Inventors: Canick; Jacob A. (Newton, MA); Wald; Nicholas J. (London, GB); Haddow; James E. (Sebago Lake, ME); Cuckle; Howard S. (London, GB) Assignee: 3i Research Exploitation Limited (London, GB2) Appl. No.: 908875 Filed: July 7, 1992

Primary Examiner: Parr; Margaret Assistant Examiner: Grun; James L. Attorney, Agent or Firm: Nixon & Vanderhye United States Patent 5,506,150 April 9, 1996

Parent Case Text
This is a continuation of application Ser. No. 07/457,687, filed Jan. 9, 1990, now abandoned.

Claims
We claim:

1. A screening method to determine if a pregnant woman is carrying a fetus having an increased risk of Down's syndrome comprising the steps of:

(a) obtaining a sample of serum from the pregnant woman at a stage before the beginning of the third trimester of pregnancy,

(b) immunologically assaying said sample to determine a level of at least one primary serum constituent selected from the group consisting of unconjugated oestriol, progesterone, and dehydroepiandrosterone sulfate,

(c) comparing the level of the at least one primary constituent determined for the sample with control levels of the at least one primary constituent determined for serum samples obtained at said stage of pregnancy from women carrying fetuses known to be affected or unaffected by Down's syndrome, and thereby determining an increased risk of Down's syndrome fix the fetus carried by the woman.

2. The method as claimed in claim 1 which comprises the additional step of:

(d) determining the maternal age of the pregnant woman, wherein advanced maternal age is indicative of an increased risk of Down's syndrome for the fetus carried by the woman.

3. The method as claimed in claim 1 which comprises the additional steps of:

(d) immunologically assaying said sample or another sample of serum from the pregnant woman obtained at a stage before the beginning of the third trimester of pregnancy to determine a level of another maternal serum constituent which is alpha-fetoprotein,

(e) comparing the level of alpha-fetoprotein determined for the sample or the another sample to control levels of alpha-fetoprotein determined for serum samples obtained at said stage of pregnancy from women carrying fetuses known to be unaffected by Down's syndrome, wherein a decreased level of alpha-fetoprotein in the sample or the another sample from the woman is indicative of an increased risk of Down's syndrome for the fetus carried by the woman.

4. The method as claimed in claim 3 which comprises the additional step of:

(f) determining the maternal age of the pregnant woman, wherein advanced maternal age is indicative of an increased risk of Down's syndrome for the fetus carried by the woman.

5. The method as claimed in any one of claims 1 to 4 which comprises the additional steps of:

(g) immunologically assaying said sample or said another sample to determine a level of another maternal serum constituent which is human chorionic gonadotrophin,

(h) comparing the level of human chorionic gonadotrophin determined for the sample or the another sample to control levels of human chorionic gonadotrophin determined for serum samples obtained at said stage of pregnancy from women carrying fetuses known to be unaffected by Down's syndrome, wherein an increased level of human chorionic gonadotrophin in the sample or the another sample from the woman is indicative of an increased risk of Down's syndrome for the fetus carried by the woman.

6. The method according to claim 5 wherein the at least one primary constituent is unconjugated oestriol, and levels of both alpha-fetoprotein and human chorionic gonadotrophin are determined.

7. The method according to claim 5 wherein the at least one primary constituent is both dehydroepiandrosterone sulfate and unconjugated oestriol, and levels of both alphafetoprotein and human chorionic gonadotrophin are determined.

Description
BACKGROUND OF THE INVENTION

This invention relates to antenatal screening for risk of Down's Syndrome in a foetus.

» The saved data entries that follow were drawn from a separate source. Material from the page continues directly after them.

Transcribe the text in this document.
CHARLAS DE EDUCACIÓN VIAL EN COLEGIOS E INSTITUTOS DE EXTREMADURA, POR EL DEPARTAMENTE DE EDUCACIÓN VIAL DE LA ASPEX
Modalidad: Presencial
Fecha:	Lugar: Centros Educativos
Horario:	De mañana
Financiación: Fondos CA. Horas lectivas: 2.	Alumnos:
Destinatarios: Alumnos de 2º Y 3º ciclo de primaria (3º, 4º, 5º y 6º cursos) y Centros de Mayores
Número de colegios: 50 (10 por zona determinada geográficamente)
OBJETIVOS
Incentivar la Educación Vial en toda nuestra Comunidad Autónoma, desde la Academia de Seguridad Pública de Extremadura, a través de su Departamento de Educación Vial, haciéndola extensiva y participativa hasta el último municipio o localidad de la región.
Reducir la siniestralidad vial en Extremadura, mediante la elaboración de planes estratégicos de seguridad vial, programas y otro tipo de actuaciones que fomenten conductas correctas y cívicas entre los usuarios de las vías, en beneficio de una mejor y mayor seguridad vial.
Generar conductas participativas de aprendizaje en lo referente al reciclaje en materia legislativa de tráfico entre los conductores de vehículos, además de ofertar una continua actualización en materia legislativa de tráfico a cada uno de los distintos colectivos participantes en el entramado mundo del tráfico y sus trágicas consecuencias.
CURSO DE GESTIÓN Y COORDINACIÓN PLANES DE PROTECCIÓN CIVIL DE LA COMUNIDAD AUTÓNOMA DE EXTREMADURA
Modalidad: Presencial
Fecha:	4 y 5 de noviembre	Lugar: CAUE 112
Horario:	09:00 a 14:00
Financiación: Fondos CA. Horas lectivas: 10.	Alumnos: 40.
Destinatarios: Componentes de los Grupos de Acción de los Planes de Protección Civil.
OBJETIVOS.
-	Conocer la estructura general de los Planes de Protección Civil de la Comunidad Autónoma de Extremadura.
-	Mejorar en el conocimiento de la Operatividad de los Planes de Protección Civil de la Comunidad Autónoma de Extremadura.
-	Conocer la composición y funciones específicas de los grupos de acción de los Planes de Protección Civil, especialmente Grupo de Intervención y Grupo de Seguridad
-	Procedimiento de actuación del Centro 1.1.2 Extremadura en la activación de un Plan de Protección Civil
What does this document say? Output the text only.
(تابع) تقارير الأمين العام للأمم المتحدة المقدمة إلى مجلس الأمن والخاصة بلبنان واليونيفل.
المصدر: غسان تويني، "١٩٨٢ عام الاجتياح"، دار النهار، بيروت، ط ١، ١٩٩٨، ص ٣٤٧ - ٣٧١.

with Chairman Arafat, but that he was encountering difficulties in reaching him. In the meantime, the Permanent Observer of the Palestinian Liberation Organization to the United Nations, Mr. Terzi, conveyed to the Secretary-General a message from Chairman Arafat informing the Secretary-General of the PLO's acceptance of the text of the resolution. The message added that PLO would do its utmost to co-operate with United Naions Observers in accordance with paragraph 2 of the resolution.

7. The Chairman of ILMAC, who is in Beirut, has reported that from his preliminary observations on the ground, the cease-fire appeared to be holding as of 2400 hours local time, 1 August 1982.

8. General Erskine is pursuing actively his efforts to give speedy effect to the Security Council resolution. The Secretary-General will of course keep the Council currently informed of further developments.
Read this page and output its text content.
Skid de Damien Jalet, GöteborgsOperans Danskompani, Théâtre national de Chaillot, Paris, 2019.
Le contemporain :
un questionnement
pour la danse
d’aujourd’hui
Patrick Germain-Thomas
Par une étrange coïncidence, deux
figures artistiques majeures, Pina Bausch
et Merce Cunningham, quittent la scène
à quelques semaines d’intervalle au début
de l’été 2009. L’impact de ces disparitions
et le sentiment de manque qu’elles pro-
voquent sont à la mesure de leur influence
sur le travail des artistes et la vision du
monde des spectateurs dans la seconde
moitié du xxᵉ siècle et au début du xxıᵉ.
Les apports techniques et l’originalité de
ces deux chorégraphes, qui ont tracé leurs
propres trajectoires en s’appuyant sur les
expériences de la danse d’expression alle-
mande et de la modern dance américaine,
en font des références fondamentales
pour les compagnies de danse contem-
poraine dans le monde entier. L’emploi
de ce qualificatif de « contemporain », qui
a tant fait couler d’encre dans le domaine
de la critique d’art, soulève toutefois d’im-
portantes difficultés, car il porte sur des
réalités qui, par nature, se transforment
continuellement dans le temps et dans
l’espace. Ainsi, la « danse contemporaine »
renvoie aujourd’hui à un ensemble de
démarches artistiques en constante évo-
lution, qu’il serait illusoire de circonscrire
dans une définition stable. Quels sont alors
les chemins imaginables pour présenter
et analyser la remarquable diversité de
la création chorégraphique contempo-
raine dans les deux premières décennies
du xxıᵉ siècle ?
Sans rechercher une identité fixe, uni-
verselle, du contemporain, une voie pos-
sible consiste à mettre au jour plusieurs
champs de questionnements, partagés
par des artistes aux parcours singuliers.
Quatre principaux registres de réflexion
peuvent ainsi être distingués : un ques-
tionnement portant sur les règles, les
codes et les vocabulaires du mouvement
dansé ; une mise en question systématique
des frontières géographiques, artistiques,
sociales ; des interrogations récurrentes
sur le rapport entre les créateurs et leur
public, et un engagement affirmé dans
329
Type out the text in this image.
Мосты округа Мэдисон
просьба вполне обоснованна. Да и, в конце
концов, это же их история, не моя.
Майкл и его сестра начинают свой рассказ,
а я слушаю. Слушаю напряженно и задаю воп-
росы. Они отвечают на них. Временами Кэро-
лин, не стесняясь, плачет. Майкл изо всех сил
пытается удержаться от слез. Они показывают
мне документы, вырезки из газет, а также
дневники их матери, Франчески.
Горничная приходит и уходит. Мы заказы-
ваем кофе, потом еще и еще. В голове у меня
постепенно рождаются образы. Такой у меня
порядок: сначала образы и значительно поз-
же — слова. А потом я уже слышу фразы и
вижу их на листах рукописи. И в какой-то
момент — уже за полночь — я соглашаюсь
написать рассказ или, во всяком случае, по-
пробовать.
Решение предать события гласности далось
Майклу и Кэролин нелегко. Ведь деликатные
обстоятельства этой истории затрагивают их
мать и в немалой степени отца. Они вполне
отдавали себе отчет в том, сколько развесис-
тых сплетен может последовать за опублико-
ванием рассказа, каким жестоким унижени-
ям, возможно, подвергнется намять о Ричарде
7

Risk of Down's syndrome in a foetus is known to increase with the age of the mother and it is this fact which forms the basis for selection of mothers for further investigation. Further testing involves sampling of the amniotic fluid by amniocentesis, a procedure which is not completely free from risk to the mother or foetus induction of miscarriage being a recognised hazard.

The amniotic fluid test for Down's syndrome (the recognition of an extra chromosome 21 in foetal cells) is diagnostic.

There is a need for a screening method which will identify pregnancies most at risk so as to justify amniocentesis with its attendant risks.

An object of the present invention is to provide an improved screening procedure.

[...]

In many existing screening programmes about 5% of women are selected for amniocentesis on the basis of advanced age alone. The method of this invention using assays for AFP, hCG, and unconjugated oestriol, in combination with maternal age detects over 60% of affected pregnancies, more than double that achievable with the same amniocentesis rate in existing screening programmes. As an illustration, this method has the potential to reduce the number of Down Syndrome births in the United Kingdom from about 900 per year, in the absence of screening, to about 350 per year.

The rate of detection may be further enhanced by ultrasound screening, using, for example, fetal femur length measurement as a complementary technique.